The newspaper said federal prosecutors and representatives of the bank had held preliminary talks about a deferred prosecution agreement.
Under such an agreement, the government would suspend criminal charges against JPMorgan in exchange for fines and an acknowledgment that the bank could face charges if it misbehaves.
The newspaper said people briefed on the federal inquiry were the source of its report. It said the government has not ruled out requiring JPMorgan's national banking unit to plead guilty to a criminal violation of the Bank Secrecy Act, which mandates the reporting of suspicious activity.
A criminal charge, depending on its nature, could prompt some clients to withdraw money from JPMorgan, and at a minimum could hurt the bank's reputation.
Criminal charges are also possible against individual JPMorgan employees who did business with Madoff, the report said.
A JPMorgan spokesman declined to comment. The bank has previously said that "all of our personnel acted in good faith" in handling the Madoff accounts.
In 2011, a civil lawsuit brought against JPMorgan and other banks by Irving Picard, the trustee seeking to recover money for Madoff victims, cited internal emails in alleging that bank employees ignored "red flags" of fraud, often to win more fees and commissions.

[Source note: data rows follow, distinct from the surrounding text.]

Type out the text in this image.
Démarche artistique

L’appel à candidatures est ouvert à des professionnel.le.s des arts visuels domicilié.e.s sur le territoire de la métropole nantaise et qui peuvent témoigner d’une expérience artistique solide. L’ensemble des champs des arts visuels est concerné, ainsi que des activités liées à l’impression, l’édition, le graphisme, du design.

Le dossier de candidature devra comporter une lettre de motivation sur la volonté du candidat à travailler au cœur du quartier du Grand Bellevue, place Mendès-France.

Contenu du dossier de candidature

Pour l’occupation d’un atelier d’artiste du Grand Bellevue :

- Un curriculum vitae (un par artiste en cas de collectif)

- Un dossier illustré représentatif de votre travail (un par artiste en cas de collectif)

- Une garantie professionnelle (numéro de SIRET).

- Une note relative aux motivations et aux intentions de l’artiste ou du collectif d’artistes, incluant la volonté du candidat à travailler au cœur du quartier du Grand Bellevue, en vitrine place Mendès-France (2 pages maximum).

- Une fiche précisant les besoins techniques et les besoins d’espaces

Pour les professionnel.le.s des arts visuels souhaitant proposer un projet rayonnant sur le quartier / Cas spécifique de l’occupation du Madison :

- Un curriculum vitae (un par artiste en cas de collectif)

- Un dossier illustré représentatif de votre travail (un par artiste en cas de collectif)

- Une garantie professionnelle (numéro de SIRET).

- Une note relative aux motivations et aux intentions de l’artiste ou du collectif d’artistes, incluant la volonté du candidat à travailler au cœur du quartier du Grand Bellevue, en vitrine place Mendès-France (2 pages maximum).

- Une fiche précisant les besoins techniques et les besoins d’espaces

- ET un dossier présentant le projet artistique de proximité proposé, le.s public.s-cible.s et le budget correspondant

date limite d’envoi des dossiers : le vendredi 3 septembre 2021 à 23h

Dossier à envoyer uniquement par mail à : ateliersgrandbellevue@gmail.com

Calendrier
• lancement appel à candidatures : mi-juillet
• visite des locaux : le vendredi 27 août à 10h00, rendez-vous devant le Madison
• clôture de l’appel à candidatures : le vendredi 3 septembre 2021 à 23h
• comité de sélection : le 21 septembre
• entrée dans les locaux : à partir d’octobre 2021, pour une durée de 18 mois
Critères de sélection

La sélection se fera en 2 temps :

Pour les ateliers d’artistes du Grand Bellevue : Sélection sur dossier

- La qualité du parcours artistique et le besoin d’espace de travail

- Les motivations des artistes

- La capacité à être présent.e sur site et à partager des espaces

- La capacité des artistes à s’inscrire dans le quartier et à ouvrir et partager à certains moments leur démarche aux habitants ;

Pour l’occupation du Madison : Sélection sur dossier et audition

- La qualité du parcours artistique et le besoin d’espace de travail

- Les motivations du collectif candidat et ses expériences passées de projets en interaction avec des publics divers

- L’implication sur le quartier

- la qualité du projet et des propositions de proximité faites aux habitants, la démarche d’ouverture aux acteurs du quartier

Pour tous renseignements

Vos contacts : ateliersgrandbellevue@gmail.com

The lawsuit was dismissed by an appellate court, which said the trustee lacked legal standing to pursue the claims.
The government investigation of JPMorgan in the Madoff matter is separate from a tentative $13 billion deal the bank is trying to conclude over its liability for faulty mortgage securities sold in the run-up to the financial crisis.
In morning trading, JPMorgan shares were down 43 cents at $52.32 on the New York Stock Exchange.